His fellow Germans in the local community, some Argentines and even a few local Jews knew he had been a Nazi SS officer, but he was by no means the only one in Argentina. They even got together in Bariloche to celebrate Hitler's birthday.
When a team from ABC television of the US tracked him down in 1993, he had no qualms about admitting that as a 31-year-old SS captain, he had taken part in the massacre of 335 Italian men and boys, including more than 70 Jews, in the Ardeatine caves outside Rome on 24 March 1944. After all, it was a long time ago, he was "small fry" and was only following orders, he said.
The US broadcast, however, outraged Jews and led to his house arrest in May last year in the resort more than 1,000 miles south-west of Buenos Aires, where locals described him as a good neighbour and a pillar of the community. After a series of court rulings and appeals, Argentina's Supreme Court on Thursday ordered his extradition to Italy to stand trial for crimes against humanity. It could be the most emotional war crimes trial in decades; elderly Italians still remember the day their relatives were rounded up and led away to the caves.

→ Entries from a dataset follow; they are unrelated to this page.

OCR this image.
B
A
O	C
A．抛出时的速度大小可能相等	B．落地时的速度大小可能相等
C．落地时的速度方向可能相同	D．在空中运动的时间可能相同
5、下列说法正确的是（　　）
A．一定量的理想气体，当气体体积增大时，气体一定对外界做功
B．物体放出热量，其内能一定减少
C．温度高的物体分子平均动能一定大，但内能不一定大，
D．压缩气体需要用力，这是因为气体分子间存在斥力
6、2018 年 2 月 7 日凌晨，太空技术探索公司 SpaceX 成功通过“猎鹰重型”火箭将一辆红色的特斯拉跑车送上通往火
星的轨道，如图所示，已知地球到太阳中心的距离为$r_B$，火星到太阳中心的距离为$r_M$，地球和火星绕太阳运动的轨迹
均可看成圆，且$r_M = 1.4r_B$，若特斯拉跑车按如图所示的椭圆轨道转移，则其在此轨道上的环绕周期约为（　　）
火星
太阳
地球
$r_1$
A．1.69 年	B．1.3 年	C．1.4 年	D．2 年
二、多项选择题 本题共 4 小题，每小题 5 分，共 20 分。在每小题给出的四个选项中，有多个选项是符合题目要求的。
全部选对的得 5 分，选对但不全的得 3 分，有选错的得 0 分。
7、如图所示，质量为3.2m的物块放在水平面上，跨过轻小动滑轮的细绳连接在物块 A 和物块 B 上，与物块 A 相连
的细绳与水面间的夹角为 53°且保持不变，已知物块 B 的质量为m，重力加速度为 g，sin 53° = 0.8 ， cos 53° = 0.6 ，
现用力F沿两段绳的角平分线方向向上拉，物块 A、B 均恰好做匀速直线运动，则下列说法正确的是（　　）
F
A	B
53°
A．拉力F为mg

A group of Italian resistance fighters had blown up a German army lorry the night before, killing 33 soldiers. Adhering to Hitler's ruling on reprisals, Lieutenant-Colonel Herbert Kappler and Captain Priebke, his aide, rounded up 10 Italian men or boys for every German soldier killed. By the time they reached 330, they were not sure of their count. So they added five more to be on the safe side.

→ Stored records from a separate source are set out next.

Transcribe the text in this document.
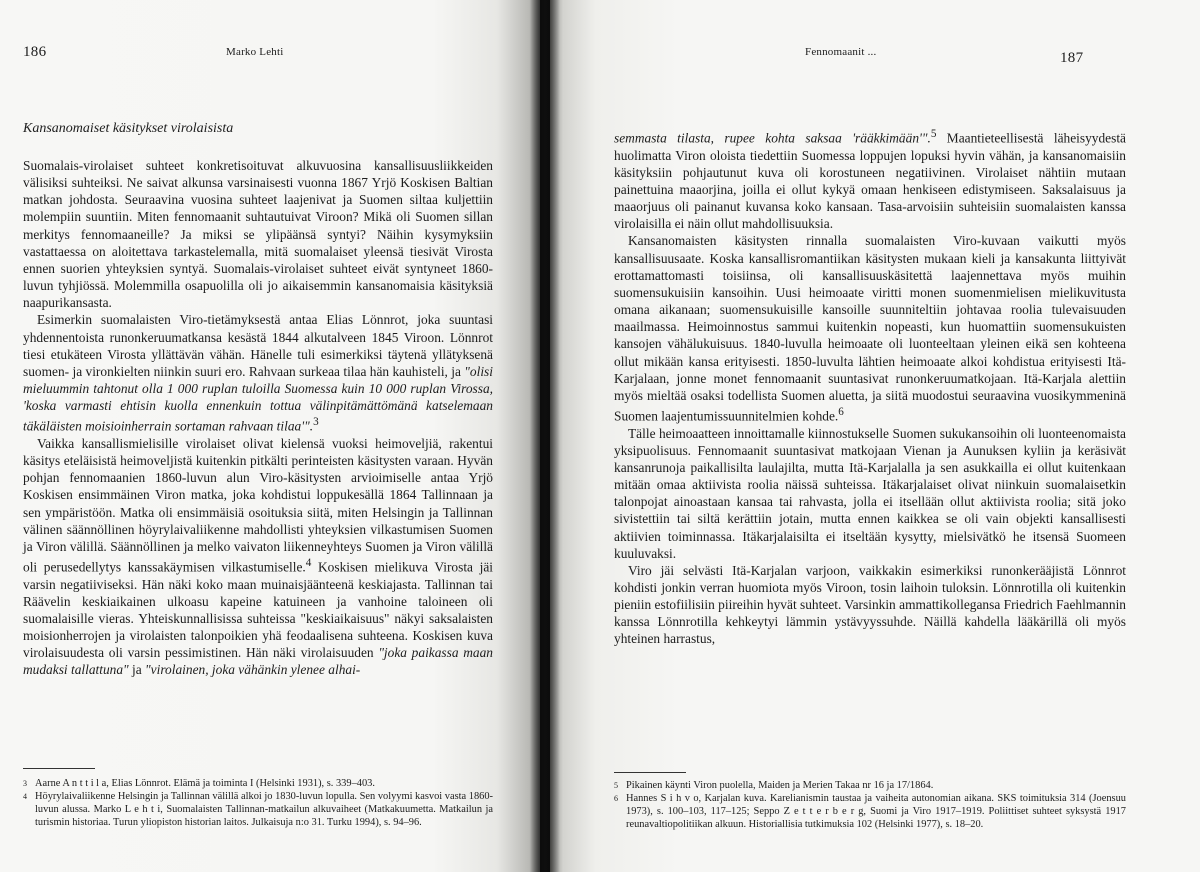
186	Marko Lehti
Kansanomaiset käsitykset virolaisista

Suomalais-virolaiset suhteet konkretisoituvat alkuvuosina kansallisuusliikkeiden välisiksi suhteiksi. Ne saivat alkunsa varsinaisesti vuonna 1867 Yrjö Koskisen Baltian matkan johdosta. Seuraavina vuosina suhteet laajenivat ja Suomen siltaa kuljettiin molempiin suuntiin. Miten fennomaanit suhtautuivat Viroon? Mikä oli Suomen sillan merkitys fennomaaneille? Ja miksi se ylipäänsä syntyi? Näihin kysymyksiin vastattaessa on aloitettava tarkastelemalla, mitä suomalaiset yleensä tiesivät Virosta ennen suorien yhteyksien syntyä. Suomalais-virolaiset suhteet eivät syntyneet 1860-luvun tyhjiössä. Molemmilla osapuolilla oli jo aikaisemmin kansanomaisia käsityksiä naapurikansasta.

Esimerkin suomalaisten Viro-tietämyksestä antaa Elias Lönnrot, joka suuntasi yhdennentoista runonkeruumatkansa kesästä 1844 alkutalveen 1845 Viroon. Lönnrot tiesi etukäteen Virosta yllättävän vähän. Hänelle tuli esimerkiksi täytenä yllätyksenä suomen- ja vironkielten niinkin suuri ero. Rahvaan surkeaa tilaa hän kauhisteli, ja "olisi mieluummin tahtonut olla 1 000 ruplan tuloilla Suomessa kuin 10 000 ruplan Virossa, 'koska varmasti ehtisin kuolla ennenkuin tottua välinpitämättömänä katselemaan täkäläisten moisioinherrain sortaman rahvaan tilaa'".$^3$

Vaikka kansallismielisille virolaiset olivat kielensä vuoksi heimoveljiä, rakentui käsitys eteläisistä heimoveljistä kuitenkin pitkälti perinteisten käsitysten varaan. Hyvän pohjan fennomaanien 1860-luvun alun Viro-käsitysten arvioimiselle antaa Yrjö Koskisen ensimmäinen Viron matka, joka kohdistui loppukesällä 1864 Tallinnaan ja sen ympäristöön. Matka oli ensimmäisiä osoituksia siitä, miten Helsingin ja Tallinnan välinen säännöllinen höyrylaivaliikenne mahdollisti yhteyksien vilkastumisen Suomen ja Viron välillä. Säännöllinen ja melko vaivaton liikenneyhteys Suomen ja Viron välillä oli perusedellytys kanssakäymisen vilkastumiselle.$^4$ Koskisen mielikuva Virosta jäi varsin negatiiviseksi. Hän näki koko maan muinaisjäänteenä keskiajasta. Tallinnan tai Räävelin keskiaikainen ulkoasu kapeine katuineen ja vanhoine taloineen oli suomalaisille vieras. Yhteiskunnallisissa suhteissa "keskiaikaisuus" näkyi saksalaisten moisionherrojen ja virolaisten talonpoikien yhä feodaalisena suhteena. Koskisen kuva virolaisuudesta oli varsin pessimistinen. Hän näki virolaisuuden "joka paikassa maan mudaksi tallattuna" ja "virolainen, joka vähänkin ylenee alhai-

3 Aarne A n t t i l a, Elias Lönnrot. Elämä ja toiminta I (Helsinki 1931), s. 339–403.

4 Höyrylaivaliikenne Helsingin ja Tallinnan välillä alkoi jo 1830-luvun lopulla. Sen volyymi kasvoi vasta 1860-luvun alussa. Marko L e h t i, Suomalaisten Tallinnan-matkailun alkuvaiheet (Matkakuumetta. Matkailun ja turismin historiaa. Turun yliopiston historian laitos. Julkaisuja n:o 31. Turku 1994), s. 94–96.

Fennomaanit ...	187

semmasta tilasta, rupee kohta saksaa 'rääkkimään'".$^5$ Maantieteellisestä läheisyydestä huolimatta Viron oloista tiedettiin Suomessa loppujen lopuksi hyvin vähän, ja kansanomaisiin käsityksiin pohjautunut kuva oli korostuneen negatiivinen. Virolaiset nähtiin mutaan painettuina maaorjina, joilla ei ollut kykyä omaan henkiseen edistymiseen. Saksalaisuus ja maaorjuus oli painanut kuvansa koko kansaan. Tasa-arvoisiin suhteisiin suomalaisten kanssa virolaisilla ei näin ollut mahdollisuuksia.

Kansanomaisten käsitysten rinnalla suomalaisten Viro-kuvaan vaikutti myös kansallisuusaate. Koska kansallisromantiikan käsitysten mukaan kieli ja kansakunta liittyivät erottamattomasti toisiinsa, oli kansallisuuskäsitettä laajennettava myös muihin suomensukuisiin kansoihin. Uusi heimoaate viritti monen suomenmielisen mielikuvitusta omana aikanaan; suomensukuisille kansoille suunniteltiin johtavaa roolia tulevaisuuden maailmassa. Heimoinnostus sammui kuitenkin nopeasti, kun huomattiin suomensukuisten kansojen vähälukuisuus. 1840-luvulla heimoaate oli luonteeltaan yleinen eikä sen kohteena ollut mikään kansa erityisesti. 1850-luvulta lähtien heimoaate alkoi kohdistua erityisesti Itä-Karjalaan, jonne monet fennomaanit suuntasivat runonkeruumatkojaan. Itä-Karjala alettiin myös mieltää osaksi todellista Suomen aluetta, ja siitä muodostui seuraavina vuosikymmeninä Suomen laajentumissuunnitelmien kohde.$^6$

Tälle heimoaatteen innoittamalle kiinnostukselle Suomen sukukansoihin oli luonteenomaista yksipuolisuus. Fennomaanit suuntasivat matkojaan Vienan ja Aunuksen kyliin ja keräsivät kansanrunoja paikallisilta laulajilta, mutta Itä-Karjalalla ja sen asukkailla ei ollut kuitenkaan mitään omaa aktiivista roolia näissä suhteissa. Itäkarjalaiset olivat niinkuin suomalaisetkin talonpojat ainoastaan kansaa tai rahvasta, jolla ei itsellään ollut aktiivista roolia; sitä joko sivistettiin tai siltä kerättiin jotain, mutta ennen kaikkea se oli vain objekti kansallisesti aktiivien toiminnassa. Itäkarjalaisilta ei itseltään kysytty, mielsivätkö he itsensä Suomeen kuuluvaksi.

Viro jäi selvästi Itä-Karjalan varjoon, vaikkakin esimerkiksi runonkerääjistä Lönnrot kohdisti jonkin verran huomiota myös Viroon, tosin laihoin tuloksin. Lönnrotilla oli kuitenkin pieniin estofiilisiin piireihin hyvät suhteet. Varsinkin ammattikollegansa Friedrich Faehlmannin kanssa Lönnrotilla kehkeytyi lämmin ystävyyssuhde. Näillä kahdella lääkärillä oli myös yhteinen harrastus,

5 Pikainen käynti Viron puolella, Maiden ja Merien Takaa nr 16 ja 17/1864.

6 Hannes S i h v o, Karjalan kuva. Karelianismin taustaa ja vaiheita autonomian aikana. SKS toimituksia 314 (Joensuu 1973), s. 100–103, 117–125; Seppo Z e t t e r b e r g, Suomi ja Viro 1917–1919. Poliittiset suhteet syksystä 1917 reunavaltiopolitiikan alkuun. Historiallisia tutkimuksia 102 (Helsinki 1977), s. 18–20.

In interviews since, and in a book, Priebke admitted killing at least one of the victims himself as an incentive to his men. Kneeling in the damp caves, with their hands bound behind their backs, each was killed with a single shot to the neck.
"We wanted to oppose it but we had to obey or we would join the list of those who were shot," Priebke said during his house arrest. "It was horrendous. We couldn't understand how a German could do something like that, but Kappler was inflexible.''
Kappler was convicted after the war and spent more than 30 years in Italian prisons until he escaped from a military hospital in 1977, fled to Austria and died there.
The Priebke case had shone an unwelcome spotlight on Argentina as something of a retirement home for former Nazis, initially aided by the then dictator Juan Peron, in a lucrative trade in false visas and identity documents, and later protected by Argentine military officers. The infamous "Angel of Death", Joseph Mengele, lived for more than a decade in Argentina. So did Adolf Eichmann, architect of the "Final Solution", until Israeli commandos kidnapped him in 1960 and smuggled him to Israel, where he was tried, convicted and hanged.
Priebke himself confirmed what many historians had written: that the Vatican and the International Red Cross were key links in a chain that helped ex-Nazis flee and settle in South America. After he escaped from a British prison camp at Rimini in 1946 and lived in a German-speaking area of northern Italy until 1948, the Red Cross had provided him, his wife and two children with passports, he said.
Priebke is expected to be sent to Italy within a few weeks.